I’m trying to implement Variational Dropout to Recurrent Highway Network.
Because my implementation of the RHN is in for loop for timesteps, I need to save the mask for every time-step for future use. In each batch, I’m creating a new mask.
This is my function for creating the mask:
class MaskDropout(nn.Module):
"""Same as Lockdropout, but for a single time-step - using the same mask"""
def __init__(self, dropout=0.3):
super(MaskDropout, self).__init__()
self.mask = None
self.dropout = dropout
def reset(self, x):
""" MUST BE CALLED BEFORE FORWARD! call this function every batch to reset the mask """
m = x.data.new(x.size()).bernoulli_(1 - self.dropout)

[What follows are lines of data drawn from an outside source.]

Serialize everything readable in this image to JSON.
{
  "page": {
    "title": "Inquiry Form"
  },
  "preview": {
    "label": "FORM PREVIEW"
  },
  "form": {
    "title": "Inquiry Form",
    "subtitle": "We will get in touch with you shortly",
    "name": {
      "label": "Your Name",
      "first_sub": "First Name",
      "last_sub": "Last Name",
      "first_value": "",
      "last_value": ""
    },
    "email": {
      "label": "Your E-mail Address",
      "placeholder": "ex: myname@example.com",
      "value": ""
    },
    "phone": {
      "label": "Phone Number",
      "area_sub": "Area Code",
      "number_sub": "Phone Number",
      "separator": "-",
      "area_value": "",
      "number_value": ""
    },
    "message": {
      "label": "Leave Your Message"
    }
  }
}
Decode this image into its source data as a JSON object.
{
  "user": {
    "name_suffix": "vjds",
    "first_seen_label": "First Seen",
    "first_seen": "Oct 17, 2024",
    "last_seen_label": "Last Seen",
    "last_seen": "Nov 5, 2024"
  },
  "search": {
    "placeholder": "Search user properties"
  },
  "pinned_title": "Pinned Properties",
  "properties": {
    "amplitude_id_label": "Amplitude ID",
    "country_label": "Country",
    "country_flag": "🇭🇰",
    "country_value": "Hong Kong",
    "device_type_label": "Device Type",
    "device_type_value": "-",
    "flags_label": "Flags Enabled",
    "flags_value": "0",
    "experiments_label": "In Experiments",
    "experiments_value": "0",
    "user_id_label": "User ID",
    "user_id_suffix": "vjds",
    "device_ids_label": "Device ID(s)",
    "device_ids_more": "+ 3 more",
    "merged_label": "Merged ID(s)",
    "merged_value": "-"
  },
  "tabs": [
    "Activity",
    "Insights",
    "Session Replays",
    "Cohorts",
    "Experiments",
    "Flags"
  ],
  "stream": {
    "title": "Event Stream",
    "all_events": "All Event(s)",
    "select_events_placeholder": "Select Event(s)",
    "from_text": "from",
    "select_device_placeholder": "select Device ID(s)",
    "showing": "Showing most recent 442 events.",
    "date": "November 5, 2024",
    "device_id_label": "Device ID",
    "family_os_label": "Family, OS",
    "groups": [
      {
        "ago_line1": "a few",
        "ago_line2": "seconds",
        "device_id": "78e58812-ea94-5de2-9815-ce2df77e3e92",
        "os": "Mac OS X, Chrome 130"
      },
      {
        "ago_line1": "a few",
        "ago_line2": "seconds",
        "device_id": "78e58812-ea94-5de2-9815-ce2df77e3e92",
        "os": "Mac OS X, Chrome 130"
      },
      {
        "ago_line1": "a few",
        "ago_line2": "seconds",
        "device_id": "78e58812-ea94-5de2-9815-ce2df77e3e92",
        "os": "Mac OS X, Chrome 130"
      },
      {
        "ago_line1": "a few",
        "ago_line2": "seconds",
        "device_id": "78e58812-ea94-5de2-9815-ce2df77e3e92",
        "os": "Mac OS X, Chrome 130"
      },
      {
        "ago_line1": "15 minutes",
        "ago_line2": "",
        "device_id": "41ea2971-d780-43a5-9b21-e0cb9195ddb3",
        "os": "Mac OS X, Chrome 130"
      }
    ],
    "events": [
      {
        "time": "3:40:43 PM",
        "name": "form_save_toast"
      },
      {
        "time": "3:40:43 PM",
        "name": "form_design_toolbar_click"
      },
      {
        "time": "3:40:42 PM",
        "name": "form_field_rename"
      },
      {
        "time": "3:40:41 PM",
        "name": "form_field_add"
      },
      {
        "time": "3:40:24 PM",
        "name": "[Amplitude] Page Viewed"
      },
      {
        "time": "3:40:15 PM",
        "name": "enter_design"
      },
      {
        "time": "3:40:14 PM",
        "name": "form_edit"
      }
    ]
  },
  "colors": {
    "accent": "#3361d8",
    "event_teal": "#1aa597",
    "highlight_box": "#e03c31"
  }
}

m = m.div_(1 - self.dropout)
self.mask = torch.autograd.Variable(m, requires_grad=False)
def forward(self, x):
"""forward function for dropout implementation (mask is same)"""
if not self.training or not self.dropout:
return x
return self.mask * x
This is an example of feedforward with a mask:
def forward(self, input, s_t0_l0):
_st_batch_size = s_t0_l0.size(0)
_st_hid_dim = s_t0_l0.size(1)
_timesteps = input.size(0)
_batch_size = input.size(1)
_features = input.size(2)
inputs = list(input.unbind(0)) # splitting inputs into time-steps (list of ts elements of [bs x feats])
s_t_minus_1 = s_t0_l0
self.maskdrop.reset(s_t0_l0) # resetting the variational dropout masks
for t in range(len(inputs)):
# s_t_L = output of RHN only
s_t_L = self.rhncell(inputs[t], s_t_minus_1) # RHN Cell
# s_t = output of HSG (after RHN) - This is an extension, you can skip this line..
s_t = self.hsgcell(s_t_L, s_t_minus_1) # HSG Cell
# variational dropout for s_t
s_t = self.maskdrop(s_t)
s_t_minus_1 = s_t
outputs += [s_t]
rhn_outputs = torch.stack(outputs)
dense_out = self.output_fc(rhn_outputs)
...
Now the problem is that with the following line, m = m.div_(1 - self.dropout)
, at some point, there are nan values. Without it everything is perfect, but it’s a wrong implementation of dropout in general…
My theory is that multiplying each time the same values by a value greater than 1 will cause gradients explosion, but this has been done in the past (as you can see from implementing variational dropout for LSTM networks…)
What am I missing here?
Thank you!